15 May
Posted by Mark Wood as Financial Articles
Health insurance is one of our nation’s current hot topics, especially with the recent health care reform dominating the news. Whether you have individual or group health insurance, chances are good that you have the option of choosing from a high deductible health plan with a Health Savings Account, or signing up for a Flexible Spending Account. Both of these accounts are great ways to save money for your health care needs.

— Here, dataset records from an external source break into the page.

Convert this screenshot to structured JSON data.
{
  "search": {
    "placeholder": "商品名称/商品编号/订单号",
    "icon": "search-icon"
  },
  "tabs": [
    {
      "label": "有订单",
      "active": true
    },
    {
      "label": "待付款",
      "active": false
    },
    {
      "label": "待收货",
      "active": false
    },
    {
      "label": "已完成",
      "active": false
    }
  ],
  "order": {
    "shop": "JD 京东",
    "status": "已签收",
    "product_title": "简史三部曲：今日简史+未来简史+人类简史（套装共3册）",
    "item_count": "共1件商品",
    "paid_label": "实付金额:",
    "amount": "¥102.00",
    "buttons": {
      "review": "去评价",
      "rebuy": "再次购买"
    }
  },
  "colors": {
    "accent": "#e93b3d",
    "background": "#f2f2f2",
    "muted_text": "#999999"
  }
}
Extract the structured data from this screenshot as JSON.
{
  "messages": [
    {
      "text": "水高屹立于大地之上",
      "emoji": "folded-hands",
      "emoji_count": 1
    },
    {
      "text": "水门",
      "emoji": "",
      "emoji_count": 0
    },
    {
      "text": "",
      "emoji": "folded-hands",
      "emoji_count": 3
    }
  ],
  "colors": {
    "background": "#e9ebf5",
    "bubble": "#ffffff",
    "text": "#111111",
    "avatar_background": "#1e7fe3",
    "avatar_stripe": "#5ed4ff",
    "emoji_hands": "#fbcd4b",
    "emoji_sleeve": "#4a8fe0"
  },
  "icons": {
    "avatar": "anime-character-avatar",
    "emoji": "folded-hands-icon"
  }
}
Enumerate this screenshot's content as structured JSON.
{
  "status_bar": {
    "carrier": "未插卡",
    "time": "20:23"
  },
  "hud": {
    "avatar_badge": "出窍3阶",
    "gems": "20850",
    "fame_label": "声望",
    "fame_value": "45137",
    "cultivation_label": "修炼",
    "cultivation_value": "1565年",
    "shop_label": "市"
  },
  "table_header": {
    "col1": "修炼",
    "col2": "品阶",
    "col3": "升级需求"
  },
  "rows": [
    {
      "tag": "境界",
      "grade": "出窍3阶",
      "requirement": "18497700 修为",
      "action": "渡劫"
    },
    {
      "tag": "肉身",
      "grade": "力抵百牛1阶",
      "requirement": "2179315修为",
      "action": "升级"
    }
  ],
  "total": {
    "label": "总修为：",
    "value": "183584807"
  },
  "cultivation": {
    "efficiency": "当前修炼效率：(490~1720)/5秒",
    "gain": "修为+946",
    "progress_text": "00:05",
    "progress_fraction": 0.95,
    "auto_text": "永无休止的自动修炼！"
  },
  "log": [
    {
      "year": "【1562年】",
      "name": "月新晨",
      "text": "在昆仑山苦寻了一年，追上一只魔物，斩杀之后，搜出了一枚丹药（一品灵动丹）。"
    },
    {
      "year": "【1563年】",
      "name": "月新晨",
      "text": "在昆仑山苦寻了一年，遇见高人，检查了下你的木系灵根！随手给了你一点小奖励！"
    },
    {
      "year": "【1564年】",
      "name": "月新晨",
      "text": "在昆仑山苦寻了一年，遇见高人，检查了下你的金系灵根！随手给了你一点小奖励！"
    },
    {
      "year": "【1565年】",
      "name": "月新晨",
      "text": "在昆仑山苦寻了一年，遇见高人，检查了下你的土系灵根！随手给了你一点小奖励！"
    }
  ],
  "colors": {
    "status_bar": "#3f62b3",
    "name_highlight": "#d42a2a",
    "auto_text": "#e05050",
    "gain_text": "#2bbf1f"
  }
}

But which is best?
A health savings account is a savings account set up for people who are enrolled in a high deductible health plan.(High deductible health plans require a higher out of pocket deductible, but the policies generally cost less per month. You can compare health insurance quotes for high deductible plans and regular plans to see if they are right for your situation).
Contributions to an HSA are made with pre-tax dollars, giving you a nice tax incentive to save for your health care needs. A major advantage to using a health savings account is the money carries over from year to year, so you don’t have to worry about the use it or lose it policy.
A flexible spending account is a savings account set up by your employer for you to use for medical and dental bills, or dependent care. Money is taken out of your paycheck and deposited to your account before payroll taxes are deducted. You won’t be charged monthly or yearly maintenance fees and you’re not charged to use the account.
You have the ability to determine how much money will be in the account throughout the year. You’ll need to try and figure out how much you’re going to need because whatever is left in your account at the end of the year will go away.
Now let’s compare a flexible spending account to a health savings account to see how they match up.
Use it or lose it: A flexible spending account has a use it or lose it policy which is not good when you need the money from year to year, so a health savings account would be better if you have low annual expenses.
Qualifying for the plan: Even if you don’t have health insurance you can still use a flexible spending account. This isn’t the case with the health spending account. You must have the high deductible health plan to have the account.
Which expenses are covered? One last difference is expenses that are covered. The health spending account is for medical expenses only. The flexible spending account is good for both medical and child-care expenses.
You can use both plans if you qualify for them. Just be sure to use all the funds you set aside in your FSA each year or you lose them. Be sure to compare each plan and examine account fees and restrictions before opening an account. Otherwise you may be paying too much fora service you could get free elsewhere.
If you don’t currently use one of these plans, check with your employer during the next health insurance open enrollment season to see if you can save money on your health care costs with one of these plans. You can also use these plans if you have a self-employed insurance plan.
Do you have any tips for the best health plans on what to look out for with these respective plans?